Serie Fairer Handel „Das ging mit der Friedensbewegung los“

Saarbrücken · Am Anfang hieß er Dritte-Welt-Laden, heute ist es der Welt-Laden. Alle Produkte sind fair gehandelt.

 Liane Witte, Ute König und Ursula Schulz-Trieglaff im Saarbrücker Welt-Laden.

Liane Witte, Ute König und Ursula Schulz-Trieglaff im Saarbrücker Welt-Laden.

Foto: Foto: Heiko Lehmann

Aufgeräumt, klein, schick und gemütlich ist der erste Eindruck, den der Weltladen in der Evangelisch-Kirch-Straße 8 beim Betreten vermittelt. Man hört eine Uhr an der Wand ticken, und nur wenige Schritte nach dem Eingang wird man herzlich von Liane Witte empfangen. Sie ist eine von etwa 20 ehrenamtlichen Mitarbeitern des Weltladens. „Ich war vor fünf Jahren hier einkaufen, und mir hat es so gut gefallen, dass mir spontan die Idee kam, hier helfen zu wollen“, erklärt Liane Witte, während Ute Kröning an der Kasse ein Geschenk für einen Kunden einpackt.

„Ich bin seit vier Jahren dabei. Ich hatte irgendwie das Gefühl, der Gesellschaft etwas zurückgeben zu wollen“, sagt Ute Kröning und übergibt dem Kunden Wolfgang Zieger das gekaufte Geschenk. „Ich komme mit meiner Frau seit mehr als zehn Jahren in den Weltladen zum Einkaufen. Unsere Tochter ist Dritte-Welt-Fan, sie hat uns darauf gebracht“, erzählt der Saarbrücker. Wenn es in Saarbrücken um fairen Handel geht, dann ist der Weltladen so etwas wie das Gründungsmitglied. „Im Prinzip ging das Ganze ja schon in den 70er-Jahren mit der Friedensbewegung los. Damals wussten viele schon, dass Bauern irgendwo auf der Welt einen Knochenjob für wenig Geld verrichten müssen, damit wir hier unseren Kaffee in die Tasse gießen können“, erklärt Ursula Schulz-Trieglaff, die im Jahr 1990 dabei war, als in der Evangelisch-Kirch-Straße der Weltladen, damals noch unter dem Namen Dritte-Welt-Laden, eröffnete.
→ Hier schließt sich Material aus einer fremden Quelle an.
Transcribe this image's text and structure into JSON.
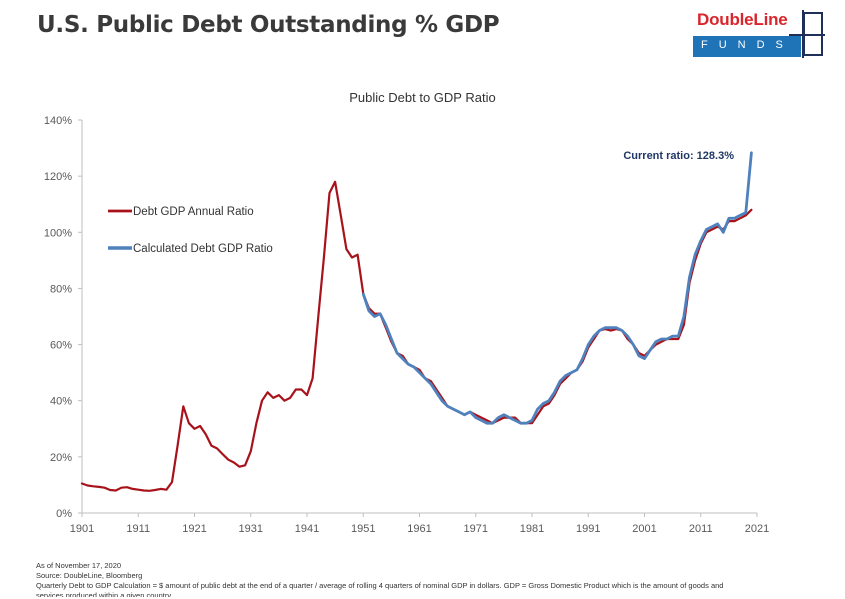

Die eigentliche Idee zum Weltladen in Saarbrücken hatte der ehemalige sächsische Landesbischof Jochen Bohl. Jochen Bohl war vorher Jugendpfarrer in Saarbrücken und gründete den Weltladen mit jungen, engagierten Menschen. „Das waren damals Jugendliche, Studenten und junge Erwachsene“, sagt Ursula Schulz-Trieglaff. Hinter dem Weltladen steht der heute 70 Mitglieder starke Verein „Weltladen – Kreuz des Südens“. Es gibt sogar einen Weltladen-Dachverband, der alle etwa 700 Weltläden in ganz Deutschland vereint. Dieser Dachverband gibt auch regelmäßig eine Liste von Lieferanten heraus, die anerkannt sind und die fairen Handel weltweit umsetzen.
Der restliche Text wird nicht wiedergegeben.